Leonid Kuchma proposed reducing the size of the Verkhovna Rada to 300 members in his constitutional referendum of April 2000, part of measures aimed to make parliament more controllable. That dubious referendum (91% voted in favour of a shrunken legislature) was the president’s attempt to harness populist sentiments as a lever to shift the constitutional balance of power in his favour. It failed because (unsurprisingly) deputies were not willing to vote for it, despite the usual presidential buns and whips, because it ran directly counter to their self-interest. The recent presidential ‘questionnaire’ and legislative initiative to reduce the number of deputies seems torn from the same playbook, and likely to end the same way.
Nevertheless, suppose it were to happen: would it make a difference? In principle, there is nothing wrong with the initiative. With 300 deputies, Ukraine would still be well within European norms for representation in terms of population size (remember that the number 450 was a Soviet legacy, and Soviet norms of representation were based on constituting a symbolic microcosm of society that tended to oversized legislatures with rubber stamp functions). Given the considerable privileges that go with a deputies’ mandate, there is an argument that costs could be reduced or redeployed (say, better terms and conditions for permanent parliamentary staff to help retain the best experts to work on legislation and oversight).
However, the question of implementation (as always) would be crucial. How would electoral law be affected? Would parliamentary committees be restructured (given past attempts to reduce their number along European lines foundered)? (read about the harm from having a considerable number of committees in the piece by CPLR – VoxUkraine)
And there is scope for machinations which could make the parliament even more dependent on forces external to it (primarily the president and financial-industrial groups). Furthermore, if the change was an isolated one, not coupled to other, arguably more fundamental, reforms of the legislature, it would be unlikely to produce any improvement in parliament’s functioning. In short, this seems like a populist move intended to bolster the president’s flagging ratings.
Rada’s downsizing is a populist initiative of the President’s Office, which, however, will not be able to prevent Volodymyr Zelenskyi’s ratings from falling. If such a decision is supported in parliament, it will lead to changes to the Constitution, as well as changes to the Law on Elections of People’s Deputies in terms of the number and size of constituencies. If the next parliamentary elections are conducted under the new rules, the “price” of an MP mandate will increase, but this does not guarantee an increase in quality of the Parliament as populism and technology prevail over the parties’ program policy.
Strengthening parliament’s efficiency is only possible through systematic action in at least three directions. In addition to institutional changes, or changes in the rules, we need to create real program parties. Most of the Ukrainian parties today are “party substitutes” (quasi parties – VoxUkraine) that only outwardly resemble real parties. The process of party building must go from the bottom, and this has to do with the third direction – civic and political education of voters. Only if we succeed in all three areas, can we expect a professionalization of the parliament and its transformation from a lobbying club into a real legislature.

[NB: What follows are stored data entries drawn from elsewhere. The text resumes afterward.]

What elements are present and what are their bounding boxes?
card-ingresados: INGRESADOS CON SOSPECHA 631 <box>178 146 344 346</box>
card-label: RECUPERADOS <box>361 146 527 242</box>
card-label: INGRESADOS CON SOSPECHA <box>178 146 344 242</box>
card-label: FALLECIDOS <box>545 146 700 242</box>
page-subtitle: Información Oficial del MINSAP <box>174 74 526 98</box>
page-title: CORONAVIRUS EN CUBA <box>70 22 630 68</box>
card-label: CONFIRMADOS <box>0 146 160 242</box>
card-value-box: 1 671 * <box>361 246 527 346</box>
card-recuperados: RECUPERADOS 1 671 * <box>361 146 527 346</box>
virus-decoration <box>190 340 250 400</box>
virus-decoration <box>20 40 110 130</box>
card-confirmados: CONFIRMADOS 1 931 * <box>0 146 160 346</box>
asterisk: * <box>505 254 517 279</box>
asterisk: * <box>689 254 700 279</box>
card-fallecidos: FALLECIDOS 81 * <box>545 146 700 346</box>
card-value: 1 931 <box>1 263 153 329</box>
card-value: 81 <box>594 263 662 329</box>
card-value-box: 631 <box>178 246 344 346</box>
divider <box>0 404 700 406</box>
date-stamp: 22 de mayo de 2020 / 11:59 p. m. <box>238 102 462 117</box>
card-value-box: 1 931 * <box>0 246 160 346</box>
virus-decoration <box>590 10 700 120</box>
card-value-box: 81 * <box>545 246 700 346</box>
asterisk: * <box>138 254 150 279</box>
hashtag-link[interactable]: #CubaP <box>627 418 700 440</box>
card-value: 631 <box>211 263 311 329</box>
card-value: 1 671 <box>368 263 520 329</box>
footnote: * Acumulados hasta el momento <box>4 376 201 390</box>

Political science does not offer the ideal number of legislators. Parliaments are usually downsized in the times of economic recession to pave the way for public spending cuts or/and result from populist moves against political elites. Volodymyr Zelenskyi’s initiative arguably aims at boosting his ratings and is not motivated by the desire to find the optimal number of MPs or improve the quality of parliament’s work.
It also appears that a reduction in the number of MPs per se would not have any significant positive or negative impact on how Ukrainian politics works.